How India's Caste System has Endured for 1900 Years

As a person with interest in social stratification in modern society, I have been particularly alert to explanations for the rise and persistence of the the caste system in India and other societies. In blog posts such as this and this, I have shown interest in understanding both the backward justifications and the visible and indirect economic and social consequences of India's enduring caste system. Predictably, my view has been that the value of the caste system in India is that it leads to some inefficiencies and also unjustly denies a large population of Indians of true dignity and opportunity for achievement. In essence, to my libertarian mind, caste systems, like other discriminatory structures exist to support aristocracies and justify the existence of inherently flawed hierarchies.

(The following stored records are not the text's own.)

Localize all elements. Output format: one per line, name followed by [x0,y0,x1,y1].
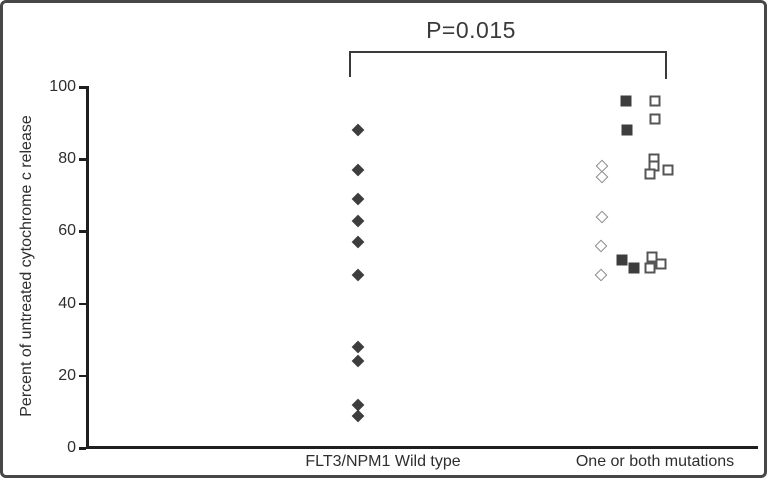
open-square-marker [655,258,667,270]
y-tick-label: 40 [58,294,76,312]
y-tick-label: 80 [58,150,76,168]
x-category-label-mutations: One or both mutations [575,453,735,470]
x-axis-line [86,446,758,449]
open-diamond-marker [594,268,608,282]
y-tick-mark [79,302,86,306]
y-tick-mark [79,230,86,233]
y-tick-mark [79,447,86,450]
y-tick-label: 60 [58,222,76,240]
y-tick-mark [79,158,86,161]
x-category-label-wild-type: FLT3/NPM1 Wild type [305,453,461,470]
significance-bracket-right-tick [665,51,667,79]
filled-square-marker [616,254,628,266]
y-axis-line [86,86,89,448]
open-square-marker [649,113,661,125]
open-diamond-marker [594,239,608,253]
open-diamond-marker [595,210,609,224]
y-tick-mark [79,86,86,89]
y-tick-label: 0 [67,439,76,456]
filled-diamond-marker [351,214,365,227]
y-tick-label: 20 [58,366,76,384]
filled-square-marker [620,95,632,107]
open-square-marker [662,164,674,176]
significance-bracket-horizontal [349,51,667,53]
open-square-marker [644,262,656,273]
y-tick-mark [79,374,86,378]
filled-diamond-marker [351,163,365,177]
open-square-marker [646,251,658,263]
p-value-annotation: P=0.015 [426,17,516,43]
filled-diamond-marker [351,235,365,249]
filled-square-marker [621,124,633,136]
filled-square-marker [628,262,640,273]
open-diamond-marker [595,170,609,184]
open-square-marker [644,168,656,180]
filled-diamond-marker [351,123,365,137]
filled-diamond-marker [351,268,365,282]
significance-bracket-left-tick [349,51,351,77]
open-square-marker [649,95,661,107]
filled-diamond-marker [351,409,365,422]
filled-diamond-marker [351,192,365,206]
filled-diamond-marker [351,340,365,354]
filled-diamond-marker [351,354,365,368]
scatter-chart-figure: P=0.015 Percent of untreated cytochrome … [0,0,767,478]
y-tick-label: 100 [49,78,76,95]
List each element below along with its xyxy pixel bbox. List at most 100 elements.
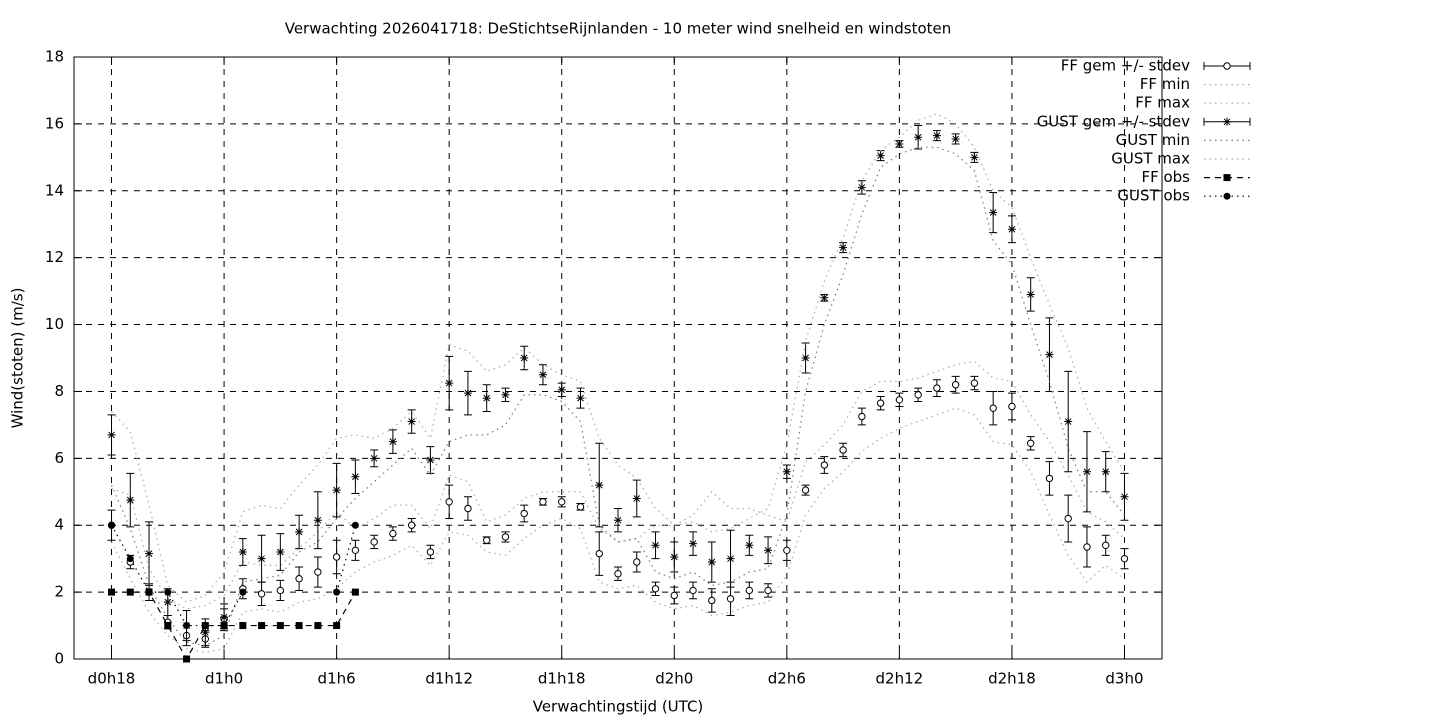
point <box>201 622 209 630</box>
point <box>632 494 641 503</box>
point <box>895 139 904 148</box>
point <box>651 541 660 550</box>
point <box>970 153 979 162</box>
point <box>183 655 191 663</box>
point <box>801 486 810 494</box>
point <box>951 381 960 389</box>
point <box>614 570 622 578</box>
x-tick-label: d0h18 <box>88 670 136 688</box>
point <box>501 390 510 399</box>
legend-marker <box>1223 174 1231 182</box>
point <box>726 595 735 603</box>
point <box>520 354 529 362</box>
point <box>163 598 172 607</box>
point <box>595 549 603 558</box>
legend-marker <box>1223 62 1231 70</box>
point <box>1102 541 1110 549</box>
point <box>258 622 266 630</box>
legend-label: GUST obs <box>1117 187 1190 205</box>
point <box>689 539 698 548</box>
point <box>595 481 604 490</box>
point <box>726 554 735 563</box>
point <box>557 385 566 394</box>
x-tick-label: d2h0 <box>655 670 693 688</box>
point <box>463 389 472 398</box>
point <box>388 437 397 446</box>
point <box>220 613 229 622</box>
point <box>520 509 528 518</box>
point <box>332 486 341 495</box>
legend-label: GUST min <box>1116 131 1190 149</box>
point <box>951 134 960 143</box>
chart-title: Verwachting 2026041718: DeStichtseRijnla… <box>285 20 952 38</box>
point <box>183 622 191 630</box>
point <box>1026 290 1035 299</box>
point <box>239 622 247 630</box>
point <box>914 391 922 399</box>
point <box>989 404 997 412</box>
point <box>351 546 360 555</box>
y-tick-label: 18 <box>45 48 64 66</box>
point <box>482 536 491 544</box>
legend-label: FF gem +/- stdev <box>1061 57 1190 75</box>
point <box>1026 439 1035 447</box>
point <box>576 503 585 511</box>
point <box>820 293 829 302</box>
point <box>295 575 303 583</box>
point <box>820 461 829 469</box>
point <box>839 243 848 252</box>
point <box>876 151 885 160</box>
point <box>276 547 285 556</box>
point <box>932 131 941 140</box>
point <box>351 472 360 481</box>
point <box>220 622 228 630</box>
point <box>745 586 754 595</box>
point <box>1045 350 1054 359</box>
point <box>538 370 547 379</box>
point <box>407 521 416 529</box>
x-tick-label: d1h18 <box>538 670 586 688</box>
x-tick-label: d3h0 <box>1105 670 1143 688</box>
point <box>145 549 154 558</box>
point <box>707 558 716 567</box>
y-tick-label: 4 <box>54 516 64 534</box>
point <box>1120 554 1129 563</box>
legend-marker <box>1223 192 1231 200</box>
plot-frame <box>73 56 1163 660</box>
point <box>201 628 210 637</box>
point <box>501 533 510 541</box>
legend-label: FF min <box>1140 75 1190 93</box>
point <box>445 379 454 388</box>
point <box>333 588 341 596</box>
y-tick-label: 16 <box>45 114 64 132</box>
point <box>689 586 697 595</box>
y-tick-label: 8 <box>54 382 64 400</box>
point <box>407 417 416 426</box>
point <box>670 591 678 600</box>
y-tick-label: 12 <box>45 248 64 266</box>
point <box>670 552 679 561</box>
point <box>164 622 172 630</box>
point <box>651 585 660 593</box>
point <box>389 529 397 538</box>
point <box>239 588 247 596</box>
point <box>745 541 754 550</box>
x-tick-label: d1h6 <box>318 670 356 688</box>
series-line <box>110 407 1125 653</box>
point <box>126 555 134 563</box>
point <box>1083 543 1091 551</box>
point <box>126 496 135 505</box>
point <box>933 384 941 392</box>
point <box>708 596 716 605</box>
point <box>1082 467 1091 476</box>
x-tick-label: d1h0 <box>205 670 243 688</box>
y-axis-label: Wind(stoten) (m/s) <box>9 288 27 429</box>
point <box>895 396 904 404</box>
point <box>633 558 641 566</box>
point <box>857 183 866 192</box>
point <box>426 456 435 465</box>
point <box>1101 467 1110 476</box>
point <box>445 498 453 506</box>
series-line <box>110 524 356 627</box>
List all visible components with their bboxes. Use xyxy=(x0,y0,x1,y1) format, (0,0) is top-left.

A legitimate question is to ask under what circumstances the caste system of India developed and why it has endured. Joshua Keating's piece in Slate Magazine summarizes  a recent article in the American Journal of Human Genetics which reports results of a genetic study to determine when various groups of people diverged from one another. The theory is that this divergence would be a marker for the commencement of the caste system and is dated at 1900 years. While I am not fully qualified to debate the exactness of this date, i am surprised that the article seems to suggest that the systematic social stratification based on arbitrary considerations has a "short history".

I disagree with this characterization of discrimination and enforced poverty because two millennia of systematic discrimination and prejudice proves that the biases were self-reinforcing and created the stability in that system. bear in mind that leading democracies in the world and related political institutions have existed for less than three centuries. Stratification based on castes has endured for too long and its effects will maintain for longer still. the length of this injustice, similar to slavery and other forms of discrimination should not be downplayed.